9.3.3. 3. Cache Results

@Service
public class CachedAgentJudge implements Judge {

    private final AgentJudge delegate;
    private final ConcurrentHashMap<String, Judgment> cache = new ConcurrentHashMap<>();

    @Override
    public Judgment judge(JudgmentContext context) {
        String key = computeHash(context.workspace());

        return cache.computeIfAbsent(key, k -> {
            logger.info("Cache miss - running agent judge");
            return delegate.judge(context);
        });
    }
}

10. Best Practices

10.1. 1. Clear, Specific Criteria

// ✅ Good: Specific checklist
.criteria("""
    Check for:
    1. SQL injection vulnerabilities
    2. XSS prevention
    3. CSRF token usage
    4. Password hashing (BCrypt)
    """)

// ❌ Vague: Hard for agent to evaluate
.criteria("Check security")

10.2. 2. Request Structured Output

.criteria("""
    Evaluate code quality and respond with:

    PASS: true/false
    SCORE: 0-10
    REASONING: Detailed explanation with file references

    Be specific about file names and line numbers.
    """)

10.3. 3. Combine with Deterministic Judges

// Hybrid approach: fast checks + thorough agent review
.advisors(
    JudgeAdvisor.builder().judge(BuildSuccessJudge.maven("test")).build(),
    JudgeAdvisor.builder().judge(new FileExistsJudge("README.md")).build(),
    JudgeAdvisor.builder().judge(AgentJudge.codeReview(agentClient)).build()
)

10.4. 4. Log Detailed Reasoning

Judgment judgment = response.getJudgment();

logger.info("Agent Judge Result:");
logger.info("  Status: {}", judgment.status());
logger.info("  Score: {}", judgment.score());
logger.info("  Reasoning:\n{}", judgment.reasoning());

// Parse for specific issues if needed
if (!judgment.pass()) {
    String reasoning = judgment.reasoning();
    if (reasoning.contains("security")) {
        alertSecurityTeam(reasoning);
    }
}

11. Limitations

11.1. 1. Higher Cost

Agent judges are 5-30x more expensive than LLM judges.

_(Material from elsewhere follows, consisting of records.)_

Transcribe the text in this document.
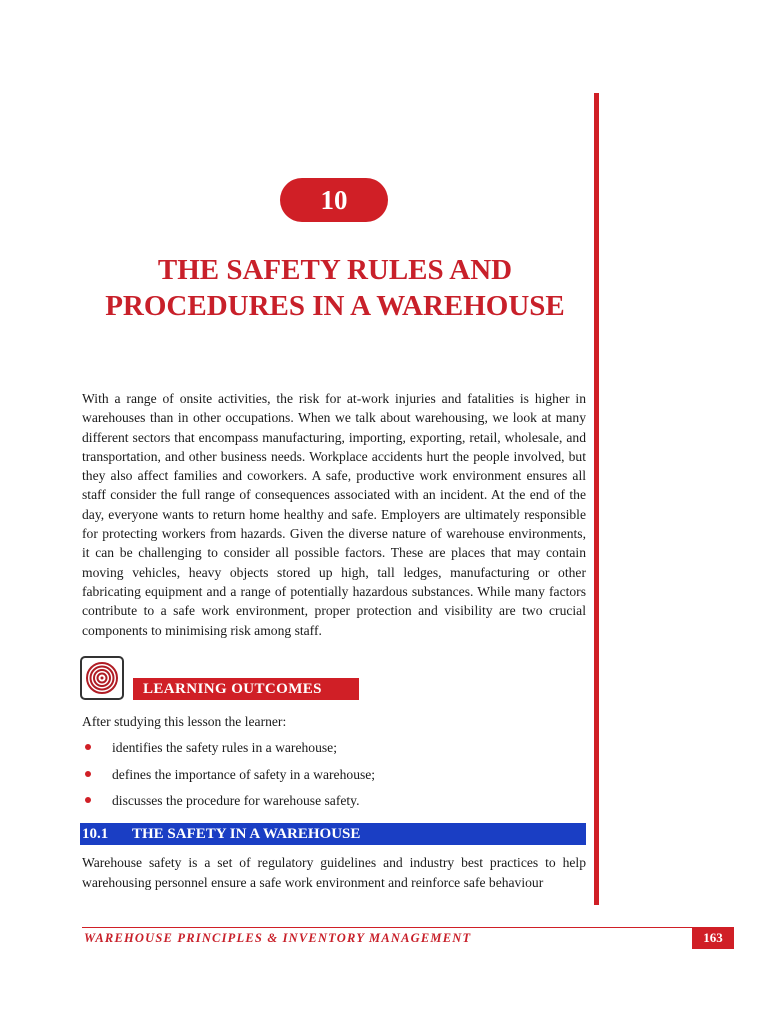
10
THE SAFETY RULES AND
PROCEDURES IN A WAREHOUSE

With a range of onsite activities, the risk for at-work injuries and fatalities is higher in warehouses than in other occupations. When we talk about warehousing, we look at many different sectors that encompass manufacturing, importing, exporting, retail, wholesale, and transportation, and other business needs. Workplace accidents hurt the people involved, but they also affect families and coworkers. A safe, productive work environment ensures all staff consider the full range of consequences associated with an incident. At the end of the day, everyone wants to return home healthy and safe. Employers are ultimately responsible for protecting workers from hazards. Given the diverse nature of warehouse environments, it can be challenging to consider all possible factors. These are places that may contain moving vehicles, heavy objects stored up high, tall ledges, manufacturing or other fabricating equipment and a range of potentially hazardous substances. While many factors contribute to a safe work environment, proper protection and visibility are two crucial components to minimising risk among staff.

LEARNING OUTCOMES
After studying this lesson the learner:
identifies the safety rules in a warehouse;
defines the importance of safety in a warehouse;
discusses the procedure for warehouse safety.
10.1 THE SAFETY IN A WAREHOUSE

Warehouse safety is a set of regulatory guidelines and industry best practices to help warehousing personnel ensure a safe work environment and reinforce safe behaviour

WAREHOUSE PRINCIPLES & INVENTORY MANAGEMENT	163
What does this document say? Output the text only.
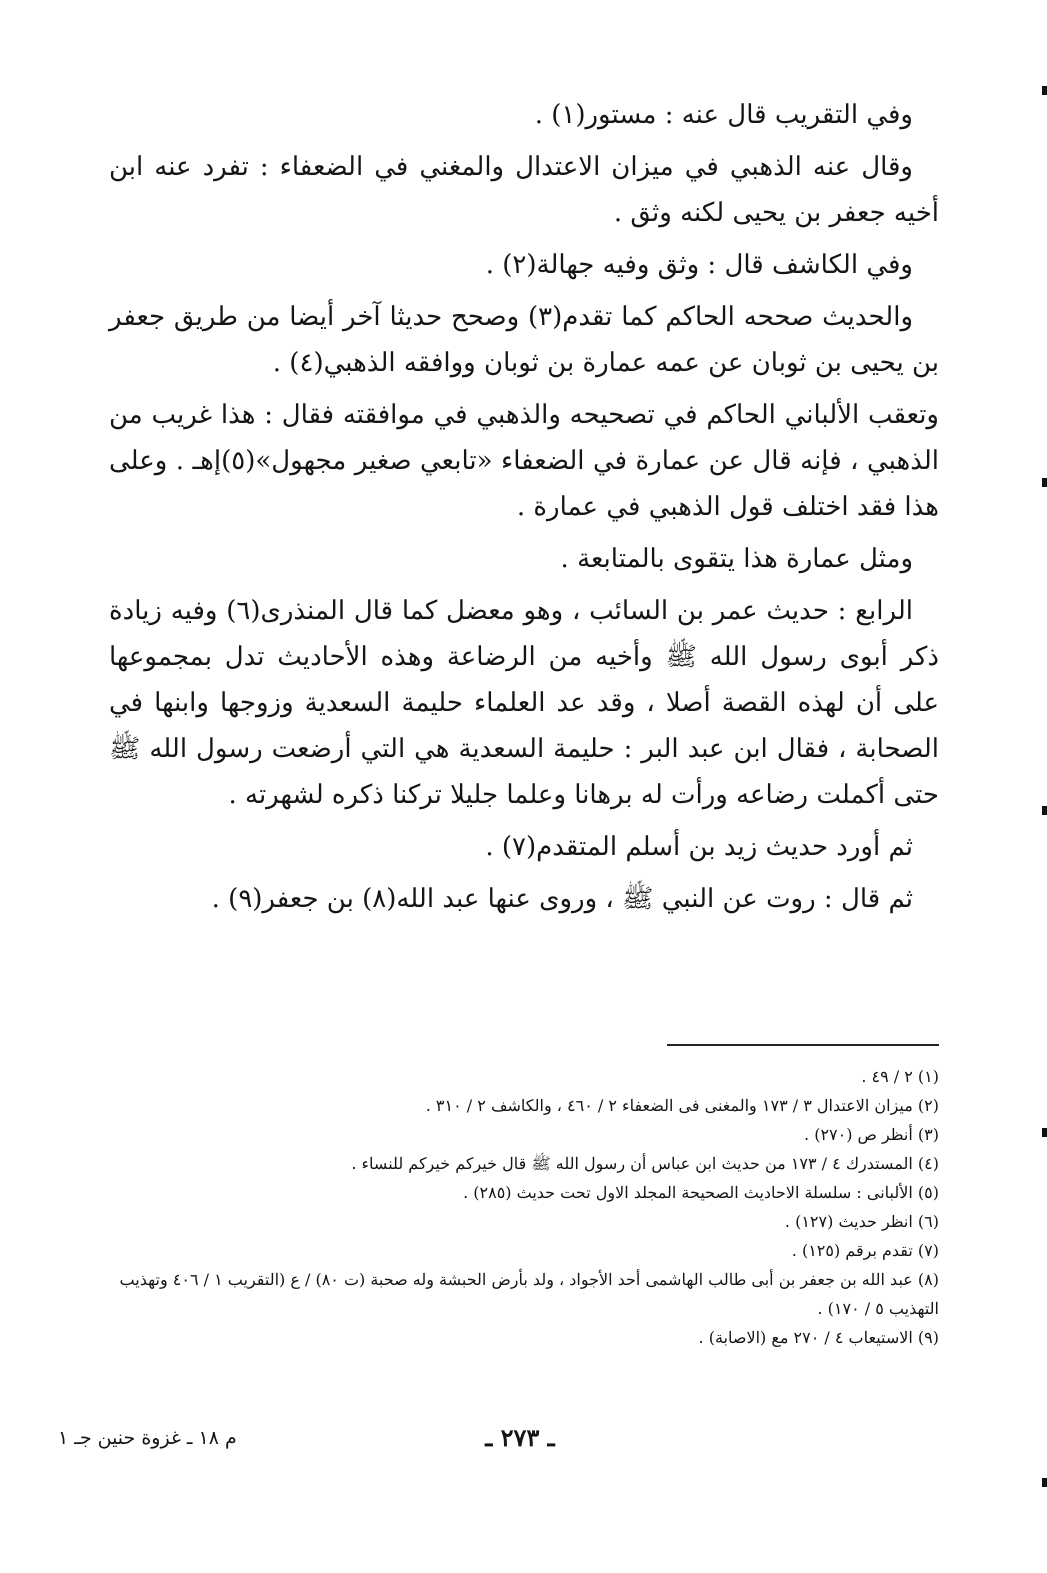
وفي التقريب قال عنه : مستور(١) .

وقال عنه الذهبي في ميزان الاعتدال والمغني في الضعفاء : تفرد عنه ابن أخيه جعفر بن يحيى لكنه وثق .

وفي الكاشف قال : وثق وفيه جهالة(٢) .

والحديث صححه الحاكم كما تقدم(٣) وصحح حديثا آخر أيضا من طريق جعفر بن يحيى بن ثوبان عن عمه عمارة بن ثوبان ووافقه الذهبي(٤) .

وتعقب الألباني الحاكم في تصحيحه والذهبي في موافقته فقال : هذا غريب من الذهبي ، فإنه قال عن عمارة في الضعفاء «تابعي صغير مجهول»(٥)إهـ . وعلى هذا فقد اختلف قول الذهبي في عمارة .

ومثل عمارة هذا يتقوى بالمتابعة .

الرابع : حديث عمر بن السائب ، وهو معضل كما قال المنذرى(٦) وفيه زيادة ذكر أبوى رسول الله ﷺ وأخيه من الرضاعة وهذه الأحاديث تدل بمجموعها على أن لهذه القصة أصلا ، وقد عد العلماء حليمة السعدية وزوجها وابنها في الصحابة ، فقال ابن عبد البر : حليمة السعدية هي التي أرضعت رسول الله ﷺ حتى أكملت رضاعه ورأت له برهانا وعلما جليلا تركنا ذكره لشهرته .

ثم أورد حديث زيد بن أسلم المتقدم(٧) .

ثم قال : روت عن النبي ﷺ ، وروى عنها عبد الله(٨) بن جعفر(٩) .

(١) ٢ / ٤٩ .

(٢) ميزان الاعتدال ٣ / ١٧٣ والمغنى فى الضعفاء ٢ / ٤٦٠ ، والكاشف ٢ / ٣١٠ .

(٣) أنظر ص (٢٧٠) .

(٤) المستدرك ٤ / ١٧٣ من حديث ابن عباس أن رسول الله ﷺ قال خيركم خيركم للنساء .

(٥) الألبانى : سلسلة الاحاديث الصحيحة المجلد الاول تحت حديث (٢٨٥) .

(٦) انظر حديث (١٢٧) .

(٧) تقدم برقم (١٢٥) .

(٨) عبد الله بن جعفر بن أبى طالب الهاشمى أحد الأجواد ، ولد بأرض الحبشة وله صحبة (ت ٨٠) / ع (التقريب ١ / ٤٠٦ وتهذيب التهذيب ٥ / ١٧٠) .

(٩) الاستيعاب ٤ / ٢٧٠ مع (الاصابة) .

ـ ٢٧٣ ـ
م ١٨ ـ غزوة حنين جـ ١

Reserve for complex evaluation.

11.2. 2. Longer Latency

Full agent execution takes 30-90 seconds vs 3 seconds for LLM judges.

11.3. 3. Non-Deterministic

Like LLM judges, agent judges may vary in their assessments. Consider using voting/consensus for critical decisions.

13. Further Reading


Agent as Judge brings the full power of autonomous agents to evaluation tasks. Use it strategically for complex, multi-step analysis that simpler judges can’t handle.